The analysis of gene expression data generated by microarrays, such as the high-density oligonucleotide microarays produced by Affymetrix (Santa Clara, CA), is an often laborious process in which a basic understanding of molecular biology, computer science and statistics is required. In a typical microarray experiment, RNA obtained under various conditions (patients, treatments, disease states etc.) is hybridised to microarrays. By tagging the RNA with a fluorescent marker, intensity values can be obtained that correspond to the amount of labeled RNA bound to the array. On the widely used Affymetrix platform, gene expression is measured using probe sets consisting of 11 to 20 perfect match (PM) probes of 25 nucleotides, which are complementary to a target sequence, and a similar number of mismatch (MM) probes in which the 13th nucleotide has been changed. The MM probe measurements are thought to comprise most of the background cross-hybridization and stray signal affecting the PM probes.

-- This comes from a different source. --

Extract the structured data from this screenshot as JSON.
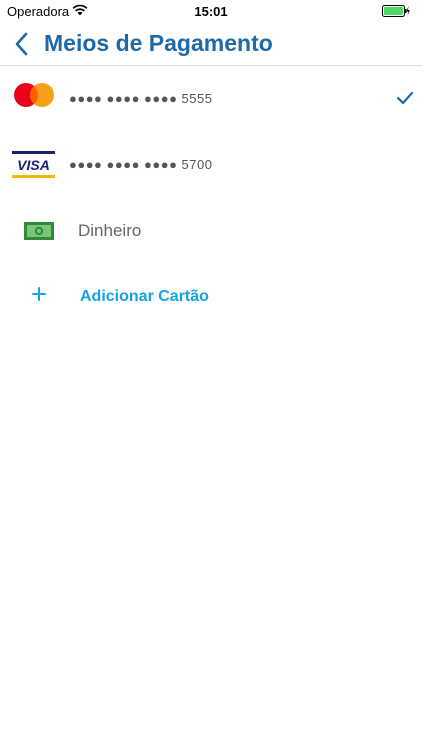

Normalization of probe intensity values is performed to remove any non-biological variation. The individual probe measurements are then summarized as probe set expression levels, as estimates of the amount of specific mRNA present in the biological sample. Normalization and probe set summarization are statistical procedures for which several methods have been developed. MicroArray Suite (MAS 5.0), a software package provided by Affymetrix, normalizes intensities using a global scaling procedure and measures expression using a one-step Tukey biweight algorithm, which is defined as the anti-log of a robust average of differences between log(PM) and log(MM) [1
]. The same algorithms are implemented in the software package currently provided by Affymetrix, GCOS. One of the first alternatives to this approach was provided by Li and Wong with the dChip-method, which scales the intensity data towards the median intensity in a group of arrays and then uses model-based index estimates, giving variable weight to PM-MM probe pairs of a probe set based on variance between arrays, to measure expression [2
]. Irizarry et al. introduced RMA (robust multi-array average), later followed by GCRMA (GC robust multi-array average). RMA, often preceded by quantile normalization [3
], applies a median polish procedure to PM intensities only in summarization. GCRMA is based on a similar model as RMA but takes into account the effect of stronger bonding of G/C pairs [5
]. An overview of these methods is shown in Table . Other normalization methods, such as the variance stabilizing normalization (VSN, [7
]) and summarization methods, such as PLIER [8
], have been developed, but are less frequently applied.
Overview of several pre-processing methods.
Various studies have been published which assess the differences in outcome of these different data pre-processing methods [9
]. To validate and test pre-processing methods, two publicly available datasets are commonly used. The Latin square dataset provided by Affymetrix [15
] contains spiked-in cRNA's at several concentrations facilitating the assessment of the relation between mRNA concentration and expression value. The GeneLogic dilution series (obtainable on request, [16
]) gives an estimate of the relation between actual and measured differential expression. Based on these datasets, an online benchmark tool has been developed to encourage authors to test their method [17
]. This tool assesses quality of pre-processing using several parameters in five different groups: (1) variability of expression across replicate arrays, (2) response of expression measure to changes in abundance of RNA, (3) sensitivity of fold-change measures to the amount of actual RNA sample, (4) accuracy of fold-change as a measure of relative expression and (5) usefulness of raw fold-change score for the detection of differential expression. Pronounced differences between different procedures have been shown to occur [4
The studies on the Latin square and dilution data were performed using data generated specifically for this purpose, allowing comparisons of specific analyses, showing accurately which methods perform best. In effect, statistical properties of the various estimators are tested. Several authors noted that the use of two special-purpose datasets for calibration of statistical procedures creates a risk on overfitting of the available data and therefore focused on using experimental data to compare methods with respect to the sets of differentially expressed genes found [9
]. This sometimes lead to contradictory results, where for instance a study using the Latin square dataset showed the MAS5.0 method to outperform the dChip method on detecting differentially expressed genes [13
], while a study on experimental data showed the opposite [9
]. Therefore, more work is needed to reliably establish how important the effect of choice of pre-processing method is in every-day practice, especially when analyses such as clustering and classification are applied.
In this paper, we focus on one practical application of microarrays: patient-cohort studies [18
]. In such studies, researchers typically select sets of genes that are differentially expressed between certain known conditions, a supervised analysis. Moreover, unsupervised techniques (not imposing any prior knowledge on the data) such as clustering are applied to detect biological relations between samples or genes by grouping them according to their expression profiles. Often the goal is to obtain a predictor (classifier) for, for instance, prognostically relevant categories, using supervised analysis.
Given that different pre-processing procedures will influence the outcome of these analyses, several questions can be asked, such as: How well is expression measured using a number of different pre-processing methods? What is their effect on the detection of differentially expressed genes, clusters found and classification results? By focusing on practical applications of microarray studies, we hope to give insight into the relevance of different pre-processing procedures to biology-oriented researchers.